On the downside, Baby Blood is extremely amateurish in a lot of places. There are some great moments that come from this—some very interesting camera work in places, for instance that come across as really effective. This also has its problems, though—there are several moments of obviously sped-up camera work that come across as comic rather than action-packed or scary. When Yanka temporarily dies after a car accident, the shots that take place inside her body are incredibly silly. Yanka frequently runs around literally dripping with blood and no one seems to notice. No one notices when her vehicle is coated with gore. Near the end, she’s dripping with blood and jumps onto a bus…and no one questions it. In fact, that bus is loaded with soccer players who are somehow turned on by the fact that she’s covered in blood. It makes no damn sense.
At its heart, Baby Blood is a combination of several other movies. It has the entire birth trauma plotline as a bunch of movies--Rosemary’s Baby, It’s Alive, and even something like Village of the Damned. On the other hand, there’s a great deal of films like Inseminoid and Demon Seed as well. One of the weirdest parallels is with Frank Hennenlotter’s Brain Damage, at least in terms of how the parasite communicates with the main character.
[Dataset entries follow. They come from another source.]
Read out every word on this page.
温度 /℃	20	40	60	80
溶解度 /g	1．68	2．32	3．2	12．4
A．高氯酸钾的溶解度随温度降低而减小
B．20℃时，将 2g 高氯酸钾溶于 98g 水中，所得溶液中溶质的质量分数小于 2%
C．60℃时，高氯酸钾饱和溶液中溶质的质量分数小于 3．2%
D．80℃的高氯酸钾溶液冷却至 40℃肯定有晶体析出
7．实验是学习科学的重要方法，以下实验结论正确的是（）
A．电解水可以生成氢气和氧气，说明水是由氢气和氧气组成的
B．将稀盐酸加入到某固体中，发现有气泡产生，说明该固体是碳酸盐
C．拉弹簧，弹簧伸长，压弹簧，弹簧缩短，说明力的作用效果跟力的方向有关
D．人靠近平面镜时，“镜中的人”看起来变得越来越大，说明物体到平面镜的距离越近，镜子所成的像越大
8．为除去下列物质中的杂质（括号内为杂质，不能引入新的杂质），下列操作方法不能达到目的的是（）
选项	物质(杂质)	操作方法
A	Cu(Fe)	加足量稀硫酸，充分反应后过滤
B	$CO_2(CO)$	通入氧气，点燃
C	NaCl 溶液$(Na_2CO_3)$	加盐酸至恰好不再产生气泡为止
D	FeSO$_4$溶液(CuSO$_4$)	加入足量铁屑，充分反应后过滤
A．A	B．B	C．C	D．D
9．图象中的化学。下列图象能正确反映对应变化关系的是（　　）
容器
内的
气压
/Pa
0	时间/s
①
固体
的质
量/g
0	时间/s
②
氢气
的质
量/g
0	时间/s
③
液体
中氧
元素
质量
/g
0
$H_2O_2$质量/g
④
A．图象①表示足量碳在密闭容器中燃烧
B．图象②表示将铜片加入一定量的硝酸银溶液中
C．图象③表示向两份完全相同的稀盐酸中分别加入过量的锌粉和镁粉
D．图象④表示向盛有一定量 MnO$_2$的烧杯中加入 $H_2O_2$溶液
Here, the creature is a lot less comic and a lot more menacing, but there’s a definite parallel.
Baby Blood is a difficult film to recommend. It’s weird as hell and incredibly bloody, and for the right sort of horror fan, a film very much worth seeing. I guess I’m glad I saw it, but I’m not sure I’d want to sit through it again anytime soon. As a piece of history, though, something that presages what will happen in the industry eventually.
Why to watch Baby Blood: It almost feels like the start of the French Extremity.
Why not to watch: It feels very much as if it was made by an amateur.